The threshold question:  where does lex fori deem service to have been effected?

  • If service is deemed to be effected in the forum state, you still have to undertake a due process analysis.  Is it reasonable to calculate that the statutory agent will do what’s necessary to ensure that the defendant is actually afforded notice and an opportunity to defend?  (See Mullane.)
  • If service is deemed to be ultimately effected upon delivery in a foreign country, you have to analyze whether the Convention applies, and then you have to examine what the statutory agent actually does with it.
    • Does the statutory agent dig deeper to see if translation is required?  (Highly unlikely.)
    • Does the agent undertake to translate the documents?  (Bet against it.)
    • Does the agent properly convey the documents to a foreign power?  (Odds are, they don’t read this blog.)
    • Does the agent even have the authority to make such a request?  (Again, highly unlikely.)

In all probability, the agent simply drops it in a FedEx box and calls it good.  In much of the world, that doesn’t get you where you need to be.

Past the threshold, let’s say you do successfully serve the statutory agent.  Then what?

  • Wait 21 days (the time indicated in a federal summons) and then simply move for a default?  Hardly.  Any judge worth his or her salt is going to inquire about your methodology.  You’re going to have to demonstrate that the defendant is truly aware of the proceedings and is merely blowing off the obligation to appear.  Mullane still looms large.
  • Or let’s say the defendant actually does show up, but in a limited appearance to quash your service.  What then?  You could spend far more to win that battle then you would spend to simply serve the defendant directly in the first place.

Yes, you may identify a statutory agent, but that doesn’t mean the agent would be a truly effective conduit for service.  In a whole bunch of situations, it still ends up being less costly to serve overseas pursuant to the Convention.

  1. Defense counsel will spend money to argue, so it’ll actually be cheaper for you to just hire somebody like me.
  2. In a PI case, outside assistance counts as an expenseyour DIY effort to serve by yourself comes out of your contingency.
  3. You get a default judgment because the statutory agent doesn’t properly forward the summons… then what?  Go overseas to enforce the judgment?  Your odds on that are pretty slim.
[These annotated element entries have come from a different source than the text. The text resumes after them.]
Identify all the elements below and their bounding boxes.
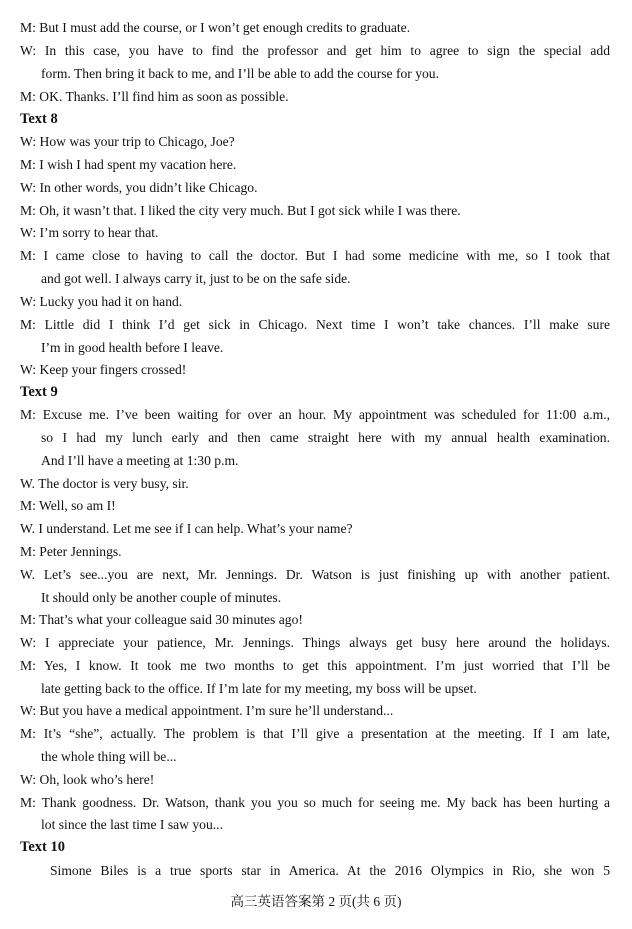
dialogue-line: W: But you have a medical appointment. I’m sure he’ll understand... [20,703,394,718]
dialogue-line: M: Oh, it wasn’t that. I liked the city very much. But I got sick while I was there. [20,203,461,218]
section-heading-text-9: Text 9 [20,384,58,400]
dialogue-line: M: Little did I think I’d get sick in Chicago. Next time I won’t take chances. I’ll make sure [20,317,610,332]
dialogue-line: W. The doctor is very busy, sir. [20,476,189,491]
dialogue-line: M: Excuse me. I’ve been waiting for over an hour. My appointment was scheduled for 11:00 a.m., [20,407,610,422]
dialogue-line: M: That’s what your colleague said 30 minutes ago! [20,612,303,627]
dialogue-line: M: OK. Thanks. I’ll find him as soon as possible. [20,89,289,104]
dialogue-line-continued: I’m in good health before I leave. [41,340,224,355]
dialogue-line: M: Well, so am I! [20,498,116,513]
dialogue-line-continued: It should only be another couple of minutes. [41,590,282,605]
dialogue-line-continued: and got well. I always carry it, just to be on the safe side. [41,271,351,286]
passage-paragraph: Simone Biles is a true sports star in America. At the 2016 Olympics in Rio, she won 5 [50,863,610,878]
dialogue-line: M: Thank goodness. Dr. Watson, thank you you so much for seeing me. My back has been hurting a [20,795,610,810]
dialogue-line-continued: lot since the last time I saw you... [41,817,223,832]
dialogue-line-continued: so I had my lunch early and then came straight here with my annual health examination. [41,430,610,445]
dialogue-line: W: In other words, you didn’t like Chicago. [20,180,258,195]
dialogue-line: M: I came close to having to call the doctor. But I had some medicine with me, so I took that [20,248,610,263]
dialogue-line: W: Keep your fingers crossed! [20,362,187,377]
dialogue-line: W: In this case, you have to find the professor and get him to agree to sign the special add [20,43,610,58]
dialogue-line: W: How was your trip to Chicago, Joe? [20,134,235,149]
dialogue-line: W: I’m sorry to hear that. [20,225,159,240]
dialogue-line-continued: form. Then bring it back to me, and I’ll be able to add the course for you. [41,66,440,81]
dialogue-line: W: Oh, look who’s here! [20,772,155,787]
dialogue-line: M: Peter Jennings. [20,544,122,559]
dialogue-line: M: But I must add the course, or I won’t get enough credits to graduate. [20,20,411,35]
dialogue-line-continued: the whole thing will be... [41,749,177,764]
dialogue-line-continued: And I’ll have a meeting at 1:30 p.m. [41,453,239,468]
section-heading-text-8: Text 8 [20,111,58,127]
section-heading-text-10: Text 10 [20,839,65,855]
dialogue-line: W: I appreciate your patience, Mr. Jennings. Things always get busy here around the holidays. [20,635,610,650]
dialogue-line: W. Let’s see...you are next, Mr. Jennings. Dr. Watson is just finishing up with another patient. [20,567,610,582]
dialogue-line: M: I wish I had spent my vacation here. [20,157,237,172]
dialogue-line-continued: late getting back to the office. If I’m late for my meeting, my boss will be upset. [41,681,477,696]
dialogue-line: M: Yes, I know. It took me two months to get this appointment. I’m just worried that I’ll be [20,658,610,673]
page-footer: 高三英语答案第 2 页(共 6 页) [230,894,402,909]
dialogue-line: W. I understand. Let me see if I can help. What’s your name? [20,521,353,536]
dialogue-line: M: It’s “she”, actually. The problem is that I’ll give a presentation at the meeting. If I am late, [20,726,610,741]
dialogue-line: W: Lucky you had it on hand. [20,294,183,309]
It’s truly not so arduous to jump through some Hague hoops, especially if you have help (wink wink, nudge nudge).  And jumping through those hoops can really prevent headaches down the road.


* Foreign can mean different things.  There’s foreign in the “you need a passport to go there” sense, and foreign in the “across State Line Road” sense.  The former is general in nature, while the latter is a term of art delineated by interstate and international boundaries.  In the statutory sense, use the term of art.